PHOENIX — The election of either Donald Trump or Hillary Clinton will go down as one of the most divisive races in American history, a historian said.
“We’ve had divisive elections before — one ended up in a civil war — that’s been truly divisive, in a different way, but we’ve never had such a level of nastiness between two major-party candidates,” Brooks Simpson, a presidential historian with Arizona State University’s Barrett Honors College, said.
Simpson was referring to the election of 1860 that saw Republican Abraham Lincoln defeat several other nominees and is widely regarded as a primary trigger of the secession of the southern states, which eventually led to the Civil War.
While this election is occurring in a far different America than one that took up arms against itself, headlines over the past two years have focused on accusations of mishandling emails on one side and aggressive sexual comments about women on the other.

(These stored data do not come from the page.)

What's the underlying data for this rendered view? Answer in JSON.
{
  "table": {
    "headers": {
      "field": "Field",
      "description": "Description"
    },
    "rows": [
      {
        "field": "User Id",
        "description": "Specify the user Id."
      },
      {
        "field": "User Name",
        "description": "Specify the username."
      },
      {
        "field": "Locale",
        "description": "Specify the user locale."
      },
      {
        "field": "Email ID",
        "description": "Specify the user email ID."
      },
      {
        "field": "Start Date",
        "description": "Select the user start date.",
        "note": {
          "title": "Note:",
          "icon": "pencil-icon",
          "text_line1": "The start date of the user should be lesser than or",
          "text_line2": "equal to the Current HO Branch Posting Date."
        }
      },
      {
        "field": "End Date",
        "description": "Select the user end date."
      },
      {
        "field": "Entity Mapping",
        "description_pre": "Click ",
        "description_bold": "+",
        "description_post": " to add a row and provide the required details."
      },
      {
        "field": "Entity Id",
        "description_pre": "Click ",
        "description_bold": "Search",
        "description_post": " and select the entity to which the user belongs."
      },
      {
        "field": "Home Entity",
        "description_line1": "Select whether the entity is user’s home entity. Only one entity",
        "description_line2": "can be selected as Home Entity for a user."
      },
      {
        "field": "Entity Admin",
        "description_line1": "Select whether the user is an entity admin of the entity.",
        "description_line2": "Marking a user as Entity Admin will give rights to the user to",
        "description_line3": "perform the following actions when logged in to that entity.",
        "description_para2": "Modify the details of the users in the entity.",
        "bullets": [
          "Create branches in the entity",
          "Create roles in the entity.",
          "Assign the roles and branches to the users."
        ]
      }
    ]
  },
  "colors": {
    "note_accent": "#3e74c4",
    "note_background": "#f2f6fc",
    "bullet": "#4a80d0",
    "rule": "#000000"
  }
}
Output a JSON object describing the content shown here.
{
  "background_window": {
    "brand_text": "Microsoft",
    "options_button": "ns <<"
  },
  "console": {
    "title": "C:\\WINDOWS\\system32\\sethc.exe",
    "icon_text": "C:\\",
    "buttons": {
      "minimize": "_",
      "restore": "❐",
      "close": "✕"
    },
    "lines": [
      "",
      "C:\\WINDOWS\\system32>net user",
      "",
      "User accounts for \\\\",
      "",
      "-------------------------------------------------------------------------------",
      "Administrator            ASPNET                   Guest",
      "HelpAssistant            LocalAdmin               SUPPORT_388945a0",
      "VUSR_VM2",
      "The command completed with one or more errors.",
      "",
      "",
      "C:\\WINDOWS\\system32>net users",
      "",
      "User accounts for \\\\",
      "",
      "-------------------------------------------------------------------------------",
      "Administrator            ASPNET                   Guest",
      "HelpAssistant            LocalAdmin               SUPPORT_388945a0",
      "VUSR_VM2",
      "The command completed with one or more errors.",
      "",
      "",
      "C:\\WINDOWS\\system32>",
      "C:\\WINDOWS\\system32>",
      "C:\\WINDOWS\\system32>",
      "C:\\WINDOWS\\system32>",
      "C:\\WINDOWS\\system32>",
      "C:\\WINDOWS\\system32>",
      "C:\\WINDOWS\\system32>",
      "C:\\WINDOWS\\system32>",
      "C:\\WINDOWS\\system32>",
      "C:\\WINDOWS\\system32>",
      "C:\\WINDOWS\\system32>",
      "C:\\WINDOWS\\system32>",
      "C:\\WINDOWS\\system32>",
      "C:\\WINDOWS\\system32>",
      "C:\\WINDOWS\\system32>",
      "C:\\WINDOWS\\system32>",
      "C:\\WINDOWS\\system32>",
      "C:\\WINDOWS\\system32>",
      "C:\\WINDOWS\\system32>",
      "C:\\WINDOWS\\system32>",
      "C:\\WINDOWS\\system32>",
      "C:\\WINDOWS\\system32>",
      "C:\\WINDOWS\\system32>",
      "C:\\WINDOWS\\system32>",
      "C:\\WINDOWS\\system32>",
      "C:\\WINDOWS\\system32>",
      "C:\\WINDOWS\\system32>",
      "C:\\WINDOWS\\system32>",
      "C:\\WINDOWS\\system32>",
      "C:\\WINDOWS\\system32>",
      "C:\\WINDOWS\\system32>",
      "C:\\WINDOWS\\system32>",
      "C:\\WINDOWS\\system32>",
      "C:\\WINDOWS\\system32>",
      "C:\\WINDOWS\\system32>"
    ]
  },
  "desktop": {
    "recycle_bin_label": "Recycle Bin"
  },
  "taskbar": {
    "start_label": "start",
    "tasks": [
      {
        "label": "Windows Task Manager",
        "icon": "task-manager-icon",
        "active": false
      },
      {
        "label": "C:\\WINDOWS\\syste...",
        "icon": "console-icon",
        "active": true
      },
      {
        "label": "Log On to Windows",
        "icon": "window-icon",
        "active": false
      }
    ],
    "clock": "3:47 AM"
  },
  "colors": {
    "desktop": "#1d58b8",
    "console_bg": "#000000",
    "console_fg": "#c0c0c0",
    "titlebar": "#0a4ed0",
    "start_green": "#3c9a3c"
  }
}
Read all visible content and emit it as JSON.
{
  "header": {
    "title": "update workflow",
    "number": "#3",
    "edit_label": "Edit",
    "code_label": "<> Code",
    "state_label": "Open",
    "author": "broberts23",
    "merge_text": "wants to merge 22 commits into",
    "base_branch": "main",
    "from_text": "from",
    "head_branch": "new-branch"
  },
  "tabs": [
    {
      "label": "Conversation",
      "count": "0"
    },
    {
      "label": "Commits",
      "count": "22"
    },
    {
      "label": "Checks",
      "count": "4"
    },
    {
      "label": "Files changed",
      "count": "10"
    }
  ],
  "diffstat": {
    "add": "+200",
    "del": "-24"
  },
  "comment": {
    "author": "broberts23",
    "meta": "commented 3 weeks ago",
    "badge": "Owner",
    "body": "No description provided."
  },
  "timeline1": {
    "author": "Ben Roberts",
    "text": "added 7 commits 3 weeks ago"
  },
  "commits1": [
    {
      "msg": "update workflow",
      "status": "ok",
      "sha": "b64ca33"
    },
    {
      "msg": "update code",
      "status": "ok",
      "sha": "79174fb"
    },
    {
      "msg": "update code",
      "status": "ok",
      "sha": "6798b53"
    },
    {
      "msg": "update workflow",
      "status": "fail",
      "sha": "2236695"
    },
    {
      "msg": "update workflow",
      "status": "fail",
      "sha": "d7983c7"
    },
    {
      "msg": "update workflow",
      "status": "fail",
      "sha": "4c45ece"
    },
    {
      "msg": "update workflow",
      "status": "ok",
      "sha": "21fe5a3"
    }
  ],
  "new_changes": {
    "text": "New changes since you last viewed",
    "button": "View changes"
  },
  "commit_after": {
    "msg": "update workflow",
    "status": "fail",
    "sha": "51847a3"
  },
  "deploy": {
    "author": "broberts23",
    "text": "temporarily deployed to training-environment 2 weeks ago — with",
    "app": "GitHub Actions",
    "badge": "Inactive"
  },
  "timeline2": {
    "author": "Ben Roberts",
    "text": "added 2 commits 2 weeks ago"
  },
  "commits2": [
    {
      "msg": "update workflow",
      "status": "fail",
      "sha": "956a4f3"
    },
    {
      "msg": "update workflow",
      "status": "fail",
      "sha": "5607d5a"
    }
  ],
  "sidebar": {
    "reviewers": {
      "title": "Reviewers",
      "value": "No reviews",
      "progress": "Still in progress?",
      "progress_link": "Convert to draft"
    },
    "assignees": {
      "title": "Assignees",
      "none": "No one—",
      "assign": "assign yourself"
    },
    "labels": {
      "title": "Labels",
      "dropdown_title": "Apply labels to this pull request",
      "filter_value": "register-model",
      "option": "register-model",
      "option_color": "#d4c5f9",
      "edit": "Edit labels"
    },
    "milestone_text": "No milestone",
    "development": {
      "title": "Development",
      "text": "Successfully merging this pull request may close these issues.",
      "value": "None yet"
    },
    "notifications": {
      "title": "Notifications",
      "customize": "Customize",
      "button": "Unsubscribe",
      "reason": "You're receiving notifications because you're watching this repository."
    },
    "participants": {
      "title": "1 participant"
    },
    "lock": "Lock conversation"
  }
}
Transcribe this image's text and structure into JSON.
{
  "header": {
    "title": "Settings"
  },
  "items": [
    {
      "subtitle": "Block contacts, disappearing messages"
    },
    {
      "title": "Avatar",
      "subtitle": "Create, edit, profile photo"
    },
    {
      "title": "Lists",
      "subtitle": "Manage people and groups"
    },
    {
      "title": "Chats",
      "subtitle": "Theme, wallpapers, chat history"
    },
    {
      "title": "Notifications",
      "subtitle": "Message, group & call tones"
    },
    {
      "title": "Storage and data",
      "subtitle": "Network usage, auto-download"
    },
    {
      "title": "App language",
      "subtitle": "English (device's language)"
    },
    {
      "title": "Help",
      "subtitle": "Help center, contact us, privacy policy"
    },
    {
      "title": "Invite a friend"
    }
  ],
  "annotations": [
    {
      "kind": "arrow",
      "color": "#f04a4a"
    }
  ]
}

Simpson said the constant negative stories — and fights among the nominees’ supporters — are beginning to wear on voters.
“I think voters are tired of this and they can’t wait for Election Day to come,” he said.
Simpson said that, no matter which nominee walks away with a victory come Tuesday, there’s going to be a lot of questions surrounding the presidency.
“Hillary Clinton, she’ll come into the White House as a damaged commodity by all the charges made about her,” he said. “If Donald Trump were to win, people wouldn’t know what to expect next.”
KTAR’s Jim Cross contributed to this report.